Comments and Suggestions for Authors

Thank you for your amendments and clarifications. The context of SLPI across all three scopes is now sufficiently clear

 

I have only one remaining issue that was not included in my previous comments (apologies). It concerns Figure 1, where the claimed early diagnostic value of BM performance in the setting of AKI versus non-AKI is presented somewhat confusingly as a comparison between serum and urine. While the different peak levels are important, including a third SLPI curve for the non-AKI case (presumably a flat line) would be very helpful for clarity. Would it be possible to incorporate this adjustment?

Author Response

We appreciate the reviewer's attention to clarity in Figure 1. The curves do not plot raw SLPI levels but represent the calculated difference (ΔSLPI) between AKI and non-AKI patients over time. Therefore, the figure inherently includes non-AKI data as each point on the curve already encodes the relative difference from the non-AKI baseline. We added one sentence ‘The plotted curves illustrate differences in serum or urinary SLPI levels between AKI and non-AKI patients during the first 48 hours post-cardiovascular surgery.’ in line 230-232 of the legend and hope it could enhance clarity.
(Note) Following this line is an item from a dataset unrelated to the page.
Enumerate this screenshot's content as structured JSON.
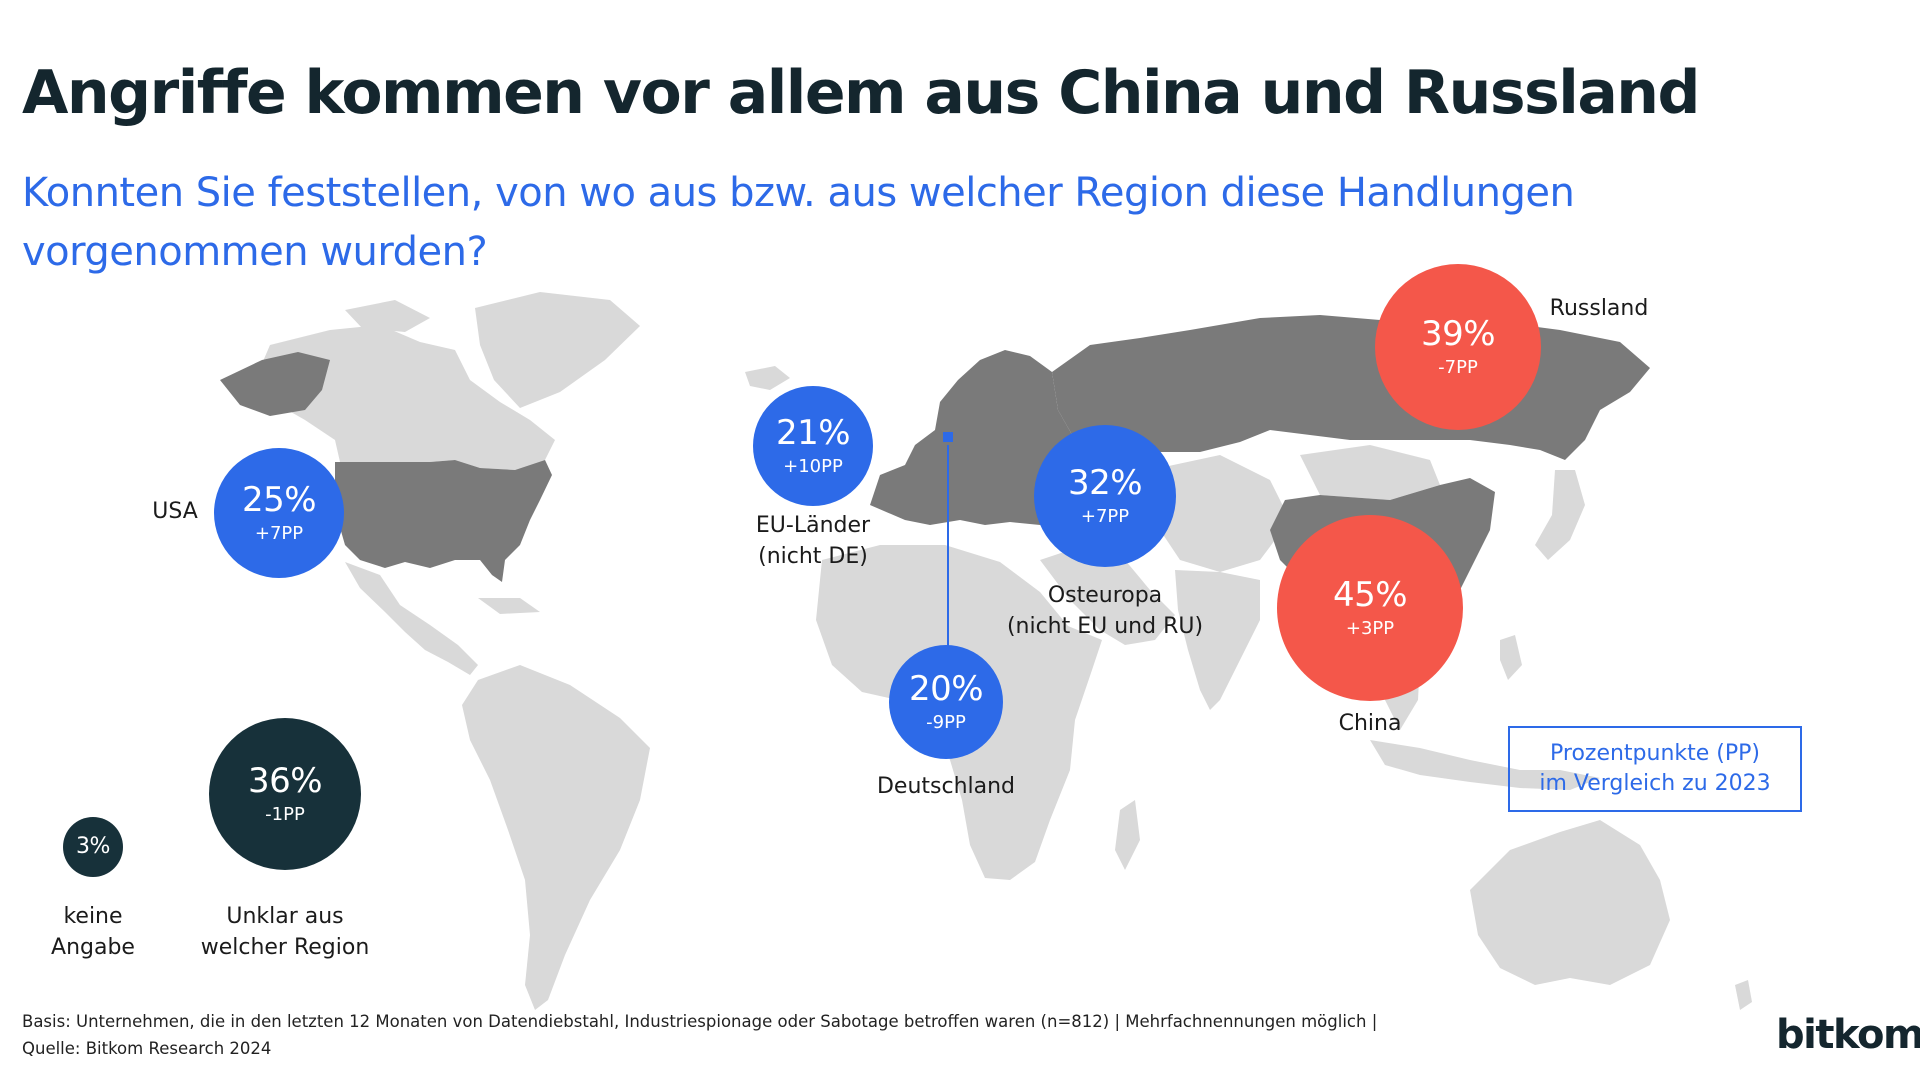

Additional clarifications：References has been cited in Table 1, which were missing in the previous revised manuscript. 

Reviewer 3 Report

Comments and Suggestions for Authors

I have no further questions. Congratulations on your work.

Author Response

We sincerely thank the reviewer for the previous insightful comments. It helps us to further strengthened the scientific rigor and clarity of our work.